A collection of Peterisms

“If a cluttered desk is the sign of a cluttered mind, what is the significance of a clean desk?”

“Speak when you are angry – and you'll make the best speech you'll ever regret.”

“There are two kinds of failures: those who thought and never did, and those who did and never thought.”

“If you don't know where you are going, you will probably end up somewhere else.”

"A man doesn't know what he knows until he knows what he doesn't know.”

“Expert: a man who makes three correct guesses consecutively.”

“Psychiatry enables us to correct our faults by confessing our parents' shortcomings.”

“When in doubt or danger, run in circles, scream and shout.”

“Facts are stubborn things, but statistics are more pliable”

"Equal opportunity means everyone will have a fair chance at being incompetent.”

“Against logic there is no armor like ignorance.”

“Some problems are so complex that you have to be highly intelligent and well informed just to be undecided about them.”

“Competence, like truth, beauty, and contact lenses, is in the eye of the beholder.”

“There are two kinds of egotists: Those who admit it, and the rest of us.”

“Originality is the fine art of remembering what you hear but forgetting where you heard it.”

“Bureaucracy defends the status quo long past the time when the quo has lost its status.”

“Heredity is what sets the parents of a teenager wondering about each other.”

“In a hierarchy, every employee tends to rise to his level of incompetence.”

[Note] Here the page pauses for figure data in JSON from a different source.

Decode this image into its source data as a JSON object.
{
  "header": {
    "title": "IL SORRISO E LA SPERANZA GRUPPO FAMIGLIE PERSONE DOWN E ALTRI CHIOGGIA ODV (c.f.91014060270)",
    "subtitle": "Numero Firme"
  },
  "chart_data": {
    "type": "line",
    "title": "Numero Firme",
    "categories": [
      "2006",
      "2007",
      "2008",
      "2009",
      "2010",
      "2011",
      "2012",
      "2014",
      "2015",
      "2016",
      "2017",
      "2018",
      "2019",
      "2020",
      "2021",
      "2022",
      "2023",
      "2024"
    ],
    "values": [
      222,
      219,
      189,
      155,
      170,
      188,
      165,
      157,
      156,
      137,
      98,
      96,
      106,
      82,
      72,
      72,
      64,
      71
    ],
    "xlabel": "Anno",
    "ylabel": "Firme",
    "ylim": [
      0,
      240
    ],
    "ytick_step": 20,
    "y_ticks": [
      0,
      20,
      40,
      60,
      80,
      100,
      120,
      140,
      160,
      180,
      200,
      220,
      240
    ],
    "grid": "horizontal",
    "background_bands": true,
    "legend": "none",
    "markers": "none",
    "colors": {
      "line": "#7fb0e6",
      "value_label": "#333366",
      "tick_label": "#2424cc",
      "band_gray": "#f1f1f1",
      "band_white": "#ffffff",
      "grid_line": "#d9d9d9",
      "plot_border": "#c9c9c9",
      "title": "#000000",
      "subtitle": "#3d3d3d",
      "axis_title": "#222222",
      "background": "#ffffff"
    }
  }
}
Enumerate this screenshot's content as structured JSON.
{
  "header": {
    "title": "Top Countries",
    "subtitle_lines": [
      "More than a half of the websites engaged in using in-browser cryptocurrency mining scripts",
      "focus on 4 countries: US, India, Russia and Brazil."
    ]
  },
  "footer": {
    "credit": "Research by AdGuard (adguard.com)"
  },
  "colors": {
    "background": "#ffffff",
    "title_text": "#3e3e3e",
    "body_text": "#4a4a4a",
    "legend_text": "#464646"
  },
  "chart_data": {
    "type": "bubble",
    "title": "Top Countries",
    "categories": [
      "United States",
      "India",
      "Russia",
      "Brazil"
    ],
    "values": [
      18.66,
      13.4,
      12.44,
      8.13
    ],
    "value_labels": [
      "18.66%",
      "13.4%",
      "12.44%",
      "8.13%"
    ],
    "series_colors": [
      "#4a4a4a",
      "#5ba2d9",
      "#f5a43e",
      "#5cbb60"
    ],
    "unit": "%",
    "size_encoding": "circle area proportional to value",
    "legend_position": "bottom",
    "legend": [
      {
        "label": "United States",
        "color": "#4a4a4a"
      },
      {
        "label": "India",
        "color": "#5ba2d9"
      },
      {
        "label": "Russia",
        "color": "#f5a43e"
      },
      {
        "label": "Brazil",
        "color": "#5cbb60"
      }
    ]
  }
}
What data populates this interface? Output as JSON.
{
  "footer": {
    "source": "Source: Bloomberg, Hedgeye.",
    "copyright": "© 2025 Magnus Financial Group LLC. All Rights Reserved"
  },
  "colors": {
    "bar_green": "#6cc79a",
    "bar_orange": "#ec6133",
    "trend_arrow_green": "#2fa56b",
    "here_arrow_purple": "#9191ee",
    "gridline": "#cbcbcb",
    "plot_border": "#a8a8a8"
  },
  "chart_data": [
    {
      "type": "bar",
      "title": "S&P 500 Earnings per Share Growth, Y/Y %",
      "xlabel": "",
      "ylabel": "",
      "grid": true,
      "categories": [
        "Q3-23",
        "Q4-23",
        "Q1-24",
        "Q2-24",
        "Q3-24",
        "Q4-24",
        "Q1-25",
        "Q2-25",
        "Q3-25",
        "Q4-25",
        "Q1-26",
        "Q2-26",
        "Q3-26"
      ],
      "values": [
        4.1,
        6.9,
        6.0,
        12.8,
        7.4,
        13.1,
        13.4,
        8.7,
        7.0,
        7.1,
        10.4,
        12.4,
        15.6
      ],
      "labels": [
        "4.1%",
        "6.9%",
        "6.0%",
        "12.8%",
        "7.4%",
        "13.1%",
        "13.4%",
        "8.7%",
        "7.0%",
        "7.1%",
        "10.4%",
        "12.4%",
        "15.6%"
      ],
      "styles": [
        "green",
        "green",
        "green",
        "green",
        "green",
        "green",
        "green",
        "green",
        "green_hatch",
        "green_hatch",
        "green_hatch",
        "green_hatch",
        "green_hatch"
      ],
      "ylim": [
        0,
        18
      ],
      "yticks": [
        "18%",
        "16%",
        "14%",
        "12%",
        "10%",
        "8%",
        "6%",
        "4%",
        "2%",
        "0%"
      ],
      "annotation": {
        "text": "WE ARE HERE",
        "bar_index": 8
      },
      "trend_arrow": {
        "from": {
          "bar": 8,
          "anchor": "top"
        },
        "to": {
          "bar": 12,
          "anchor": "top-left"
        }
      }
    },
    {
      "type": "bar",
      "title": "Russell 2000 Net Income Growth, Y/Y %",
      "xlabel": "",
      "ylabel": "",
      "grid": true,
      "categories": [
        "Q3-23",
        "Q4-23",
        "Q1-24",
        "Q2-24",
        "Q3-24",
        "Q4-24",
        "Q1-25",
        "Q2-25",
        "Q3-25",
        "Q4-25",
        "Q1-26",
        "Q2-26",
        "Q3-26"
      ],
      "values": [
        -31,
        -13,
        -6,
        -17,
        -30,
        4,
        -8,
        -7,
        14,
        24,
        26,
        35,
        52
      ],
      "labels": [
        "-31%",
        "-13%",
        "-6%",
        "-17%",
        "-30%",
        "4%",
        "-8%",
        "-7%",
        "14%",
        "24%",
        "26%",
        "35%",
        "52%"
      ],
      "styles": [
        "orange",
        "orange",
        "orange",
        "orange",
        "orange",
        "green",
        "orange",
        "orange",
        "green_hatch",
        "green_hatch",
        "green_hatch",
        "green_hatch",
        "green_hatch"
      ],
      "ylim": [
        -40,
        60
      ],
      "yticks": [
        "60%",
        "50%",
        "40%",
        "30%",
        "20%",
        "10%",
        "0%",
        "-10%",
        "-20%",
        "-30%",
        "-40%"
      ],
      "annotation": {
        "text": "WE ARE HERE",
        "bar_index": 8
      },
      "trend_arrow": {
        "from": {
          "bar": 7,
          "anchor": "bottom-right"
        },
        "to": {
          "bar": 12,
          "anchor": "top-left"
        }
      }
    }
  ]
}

“A pessimist is a man who looks both ways when he crosses the street.”

“If two wrongs don't make a right, try three.”

“The man who says he is willing to meet you halfway is usually a poor judge of distance.”

“The only problems money can solve are money problems”

“A censor is a man who knows more than he thinks you ought to.”

“As a matter of fact, is an expression that precedes many an expression that isn't”

“It is wise to remember that you are one of those who can be fooled some of the time.”

“Committees have become so important nowadays that subcommittees have to be appointed to do the work.”

“A man convinced against his will is not convinced.”